Wednesday, October 9, 2013

John Muir Trail: Bowling in Bishop

Like most great outdoor adventures, this one started at… the bowling alley.  The high desert town of Bishop felt like an oven as we rolled in along 395, our car smelling of fast food, young boys and backpacking gear.  Even the old western-style storefronts seemed to be sweating, and people sat in small patches of shade, the heat like something iron and heavy, pushing down from the sky, making it hard to move.  After grabbing cold drinks and oversized hamburgers we meandered across the highway to a bowling alley—which was highly air-conditioned and wonderful.

My boys, Noah and Kai, had only bowled once before, during another family vacation in Pismo Beach.  And they loved it.  They loved the shoes.  They loved lugging half a dozen brightly-colored balls to our ball return station and trying them all.  They even told me they liked the smell of bowling alleys—decades’ worth of sweet stuff stuck on hard-to-reach surfaces, the faintest hint of old cigarette smoke left over from the days of my childhood and before, when you could still light up and work on giving yourself (and everyone else) cancer inside such buildings.

But I discovered there is a new twist on bowling, something they didn’t have back in the seventies when I was inhaling secondhand smoke and hunting for that elusive strike.  They have bumper rails now.  You can actually put rails up along the edges of the lane so that your ball never goes in the gutter.  You can roll your ball towards the gutter, slow as molasses, watch it bounce from side to side down the length of the alley and still get a strike!

Not only is your risk of developing lung tumors lower now, you can bowl like an idiot and still beat your father!

And it was fun.  We laughed.  We teased and harassed each other.  We tried to spin our balls to make them curve down the lane the way those really studly bowlers on television do, the guys with mullets and special gloves.  We did little dance moves in our slippery shoes.  We clapped when Johnny Cash came on the radio.

I’ll be honest with you.  At first I hated the idea of bumper rails.  It seemed cheap.  It seemed like cheating.  But as we walked home, sweating in the late-night desert heat, I reconsidered bumper rails.  They were okay.  They were fun.  They helped my kids have a good time.  They made the ball do funny things.

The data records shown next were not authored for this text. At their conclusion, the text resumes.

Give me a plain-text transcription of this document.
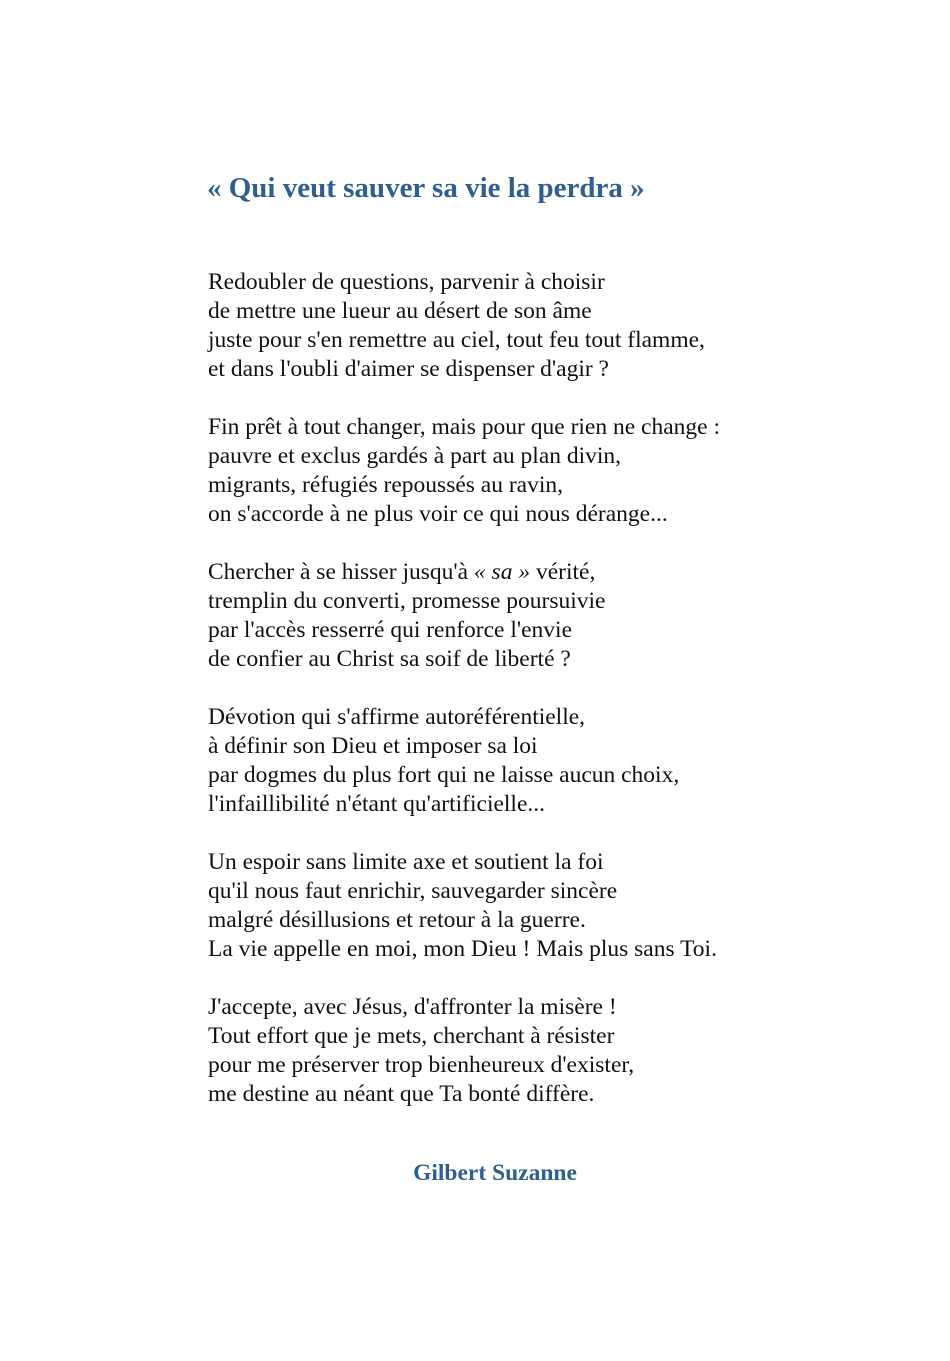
« Qui veut sauver sa vie la perdra »
Redoubler de questions, parvenir à choisir
de mettre une lueur au désert de son âme
juste pour s'en remettre au ciel, tout feu tout flamme,
et dans l'oubli d'aimer se dispenser d'agir ?
Fin prêt à tout changer, mais pour que rien ne change :
pauvre et exclus gardés à part au plan divin,
migrants, réfugiés repoussés au ravin,
on s'accorde à ne plus voir ce qui nous dérange...
Chercher à se hisser jusqu'à « sa » vérité,
tremplin du converti, promesse poursuivie
par l'accès resserré qui renforce l'envie
de confier au Christ sa soif de liberté ?
Dévotion qui s'affirme autoréférentielle,
à définir son Dieu et imposer sa loi
par dogmes du plus fort qui ne laisse aucun choix,
l'infaillibilité n'étant qu'artificielle...
Un espoir sans limite axe et soutient la foi
qu'il nous faut enrichir, sauvegarder sincère
malgré désillusions et retour à la guerre.
La vie appelle en moi, mon Dieu ! Mais plus sans Toi.
J'accepte, avec Jésus, d'affronter la misère !
Tout effort que je mets, cherchant à résister
pour me préserver trop bienheureux d'exister,
me destine au néant que Ta bonté diffère.

Gilbert Suzanne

And I started thinking it would be really cool if life had some sort of bumper rails—something soft and indiscrete and forgiving that you could put around your kids without embarrassing them.  Of course I’d never want to keep my boys from experiencing all those important, small failures, the ones that help all of us learn about ourselves, understand the world around us and become better human beings.  But I’d love to have bumper rails to keep them away from life’s truly dangerous failures, the ones that lead to honest-to-goodness gutters with all their hypodermic needles, ruinous relationships and infectious diseases.

But I guess you can’t build a bumper rail like that, not with plastic or wood or metal anyway.  You can’t put your kids in a giant hamster ball or pad their clothes with packaging peanuts.

I actually thought about it for a long time that night as we lay in our cheap hotel room, sweating beneath the sheets, and I realized that in a way this whole trip was about building bumper rails for my kids.   That’s what I could give them—the mountains, a million stars, a month of sunsets.  We could laugh together.  We could talk and share dreams and spend hours in each other’s company.  I could kiss them on the forehead after reading to them each evening, and we could sleep side by side, and maybe somehow that would be enough to build a bumper rail.  Maybe that would be enough to keep them from life’s really big gutters.

Don’t get me wrong.  I’m not Super Dad.  I can be a real asshole sometimes.  I’ve lost my temper and yelled and slammed doors and been just as unfair and impatient as the next guy.    But when it’s all said and done, when my two boys sprout weird hairs on their bodies and grow into men, when they leave the imperfect nest Pam and I have built for them, I hope these times we’ve shared surround them as they go.  Maybe something small, like diving together into an emerald swimming hole or watching bats dart across a dusky sky, will pad them more than corduroys full of packaging peanuts ever could. 

I liked the thought of it anyway.

Just before I finally dozed off, a chorus of coyotes started up in the distance, a pack of them yipping at the desert sky, a family sticking together.  And I guess that’s the way you do it.  You journey into this uncertain world side by side with the people you love, and you make time to howl at the moon.